Vice President Joe Biden told me before I accepted the appointment as American Ambassador to India in 2009 that this was ‘the most important and defining international relationship’ for the United States. He further emphasized that if “there was anything I needed or required help, call him directly”. I relied on him and he always delivered in helping the Obama Administration craft historic intelligence-sharing and counter-terrorism agreements, deepening commerce and trade to create American jobs, and beginning the Indo-Pacific partnership on anti-piracy and defense policies.
Of course, Joe Biden has a long and trusted relationship with India, going back to his days as Senate Foreign Relations Committee Chairman. Senator Biden masterfully steered the 2008 Civilian Nuclear Agreement through the United States Senate, to an overwhelmingly 86-13 bipartisan vote. Biden’s leadership and loyalty go back even further, as he authored a strong letter to President Bush in 2001 calling for removal of the economic sanctions against India.
Most importantly, looking ahead to further improving and strengthening ties with India, Biden would open up bold new opportunities in this crucial partnership. President Trump has relentlessly targeted the trade gap between India and the United States and attaches singular focus on it at the expense of implementing other important initiatives. Biden speaks of India as a “trusted partner” and is eager to work together on new supply chain resilience and H1B visa issues. He has written in Foreign Affairs magazine that rejoining the Paris Climate Agreement would be one of his first actions, if he is elected. The United States and India signed the International Solar Alliance in 2015, thus providing a foundation for green technology cooperation and the next Green Revolution. But Trump has called global warming a “hoax” and suspended many international efforts and removed the United States from its leadership role in the world. Prime Minister Modi appears keen on resuming more collaboration and joint programs on cleaner air and more ‘green jobs’ in both countries.
India is presiding over the World Health Organization’s Executive Council for the next two years. Biden puts a very high priority on resolving and rebounding from the COVID pandemic and would likely work closely with India on addressing this crisis. Whereas Trump has withdrawn the United States from the WHO, Biden is poised to vigorously re-engage on this issue, and partner with other countries to help on both economic and healthcare policies. Currently, both America and India are experiencing record outbreaks of COVID-19 and rising stress on their hospital systems.

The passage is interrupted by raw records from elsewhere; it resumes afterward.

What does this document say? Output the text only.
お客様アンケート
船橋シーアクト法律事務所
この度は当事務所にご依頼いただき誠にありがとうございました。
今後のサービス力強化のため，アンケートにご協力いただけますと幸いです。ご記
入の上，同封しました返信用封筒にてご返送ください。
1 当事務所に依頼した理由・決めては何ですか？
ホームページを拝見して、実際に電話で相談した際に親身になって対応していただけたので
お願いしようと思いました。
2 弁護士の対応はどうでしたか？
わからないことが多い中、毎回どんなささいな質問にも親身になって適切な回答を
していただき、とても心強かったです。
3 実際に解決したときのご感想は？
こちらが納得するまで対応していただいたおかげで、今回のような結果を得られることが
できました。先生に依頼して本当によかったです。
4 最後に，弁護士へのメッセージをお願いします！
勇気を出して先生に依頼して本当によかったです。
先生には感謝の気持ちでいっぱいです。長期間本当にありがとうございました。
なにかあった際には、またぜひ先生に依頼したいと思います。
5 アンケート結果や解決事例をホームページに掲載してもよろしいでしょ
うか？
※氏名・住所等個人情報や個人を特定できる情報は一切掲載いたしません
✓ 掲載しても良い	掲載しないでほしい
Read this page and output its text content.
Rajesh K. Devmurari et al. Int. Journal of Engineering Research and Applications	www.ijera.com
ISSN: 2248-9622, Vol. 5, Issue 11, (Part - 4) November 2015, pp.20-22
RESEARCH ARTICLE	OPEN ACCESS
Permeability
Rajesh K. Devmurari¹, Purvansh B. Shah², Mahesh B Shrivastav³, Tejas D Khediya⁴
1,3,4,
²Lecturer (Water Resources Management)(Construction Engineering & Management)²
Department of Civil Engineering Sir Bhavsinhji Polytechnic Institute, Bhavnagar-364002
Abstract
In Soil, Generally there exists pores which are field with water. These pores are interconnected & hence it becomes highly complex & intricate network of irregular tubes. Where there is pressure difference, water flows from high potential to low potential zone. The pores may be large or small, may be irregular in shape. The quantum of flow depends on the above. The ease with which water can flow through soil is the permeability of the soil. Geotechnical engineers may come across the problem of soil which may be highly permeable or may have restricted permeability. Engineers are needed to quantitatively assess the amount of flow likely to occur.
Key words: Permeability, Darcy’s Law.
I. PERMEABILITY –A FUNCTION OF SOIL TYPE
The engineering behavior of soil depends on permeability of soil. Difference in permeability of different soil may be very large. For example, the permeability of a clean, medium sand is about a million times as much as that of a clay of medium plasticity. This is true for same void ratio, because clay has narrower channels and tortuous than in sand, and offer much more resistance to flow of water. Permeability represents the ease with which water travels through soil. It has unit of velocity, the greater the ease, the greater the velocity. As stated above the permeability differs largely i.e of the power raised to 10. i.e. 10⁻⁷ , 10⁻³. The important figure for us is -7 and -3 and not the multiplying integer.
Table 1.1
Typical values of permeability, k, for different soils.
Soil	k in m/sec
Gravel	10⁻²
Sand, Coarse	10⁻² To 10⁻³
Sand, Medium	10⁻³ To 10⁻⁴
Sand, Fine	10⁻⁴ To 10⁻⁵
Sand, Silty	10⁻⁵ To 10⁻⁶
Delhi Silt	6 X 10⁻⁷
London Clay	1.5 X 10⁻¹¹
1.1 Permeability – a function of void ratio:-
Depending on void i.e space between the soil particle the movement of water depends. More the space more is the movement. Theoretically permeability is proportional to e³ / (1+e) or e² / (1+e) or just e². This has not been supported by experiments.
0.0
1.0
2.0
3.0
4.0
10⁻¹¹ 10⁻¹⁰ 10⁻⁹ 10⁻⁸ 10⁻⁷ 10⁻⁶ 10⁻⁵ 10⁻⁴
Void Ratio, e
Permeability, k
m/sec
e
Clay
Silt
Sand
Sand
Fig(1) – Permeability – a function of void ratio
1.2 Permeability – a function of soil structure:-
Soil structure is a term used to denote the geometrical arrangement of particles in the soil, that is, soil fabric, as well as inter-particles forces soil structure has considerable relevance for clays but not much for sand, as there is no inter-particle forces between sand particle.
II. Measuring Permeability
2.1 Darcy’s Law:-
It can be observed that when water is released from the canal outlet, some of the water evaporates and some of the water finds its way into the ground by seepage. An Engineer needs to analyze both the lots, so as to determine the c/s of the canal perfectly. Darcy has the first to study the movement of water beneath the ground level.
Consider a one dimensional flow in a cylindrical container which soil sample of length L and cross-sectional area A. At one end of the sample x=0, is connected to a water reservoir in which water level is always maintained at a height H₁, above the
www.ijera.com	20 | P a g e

Biden also recognizes the vital national security relationship with India and other partners in the region. The Quadrennial Security Dialogue is an informal strategic forum between the United States, Japan, Australia and India. This involves highly sophisticated information exchanges, military drills and semi-regular summits. All four countries recently met in Tokyo to further improve their diplomatic contacts and reviewed the possibility of more military drills. A Biden presidency would look to increase bilateral relations and expand to even more multilateral connections.
Biden has selected Senator Kamala Harris as his Vice-Presidential running mate. She has a special relationship with India as her mother comes from south India. Her thorough understanding of India’s strategic importance as China’s border aggression increases, her roots and knowledge of Indian politics, and her broad foreign relations work in the Senate combine to make her an ideal contributor to closer Indian ties.
Joe Biden has pledged to meet with his Holiness, the Dalai Lama if he is elected in November. Every American is grateful for India’s courageous world stand in hosting the Dalai Lama in Dharamsala since his exile from China in 1959. Joe Biden will be a president who works with India on human rights, promoting democracy, and standing up strongly in global affairs for justice and peace. He knows from 40 years of working closely with India’s people and leadership that even better and deeper relations are around the corner. A Biden-Harris Administration would dedicate itself to this outcome.
Tim Roemer is the former U.S. Ambassador to India, a former U.S. Congressman from Indiana and a former 9/11 Commissioner.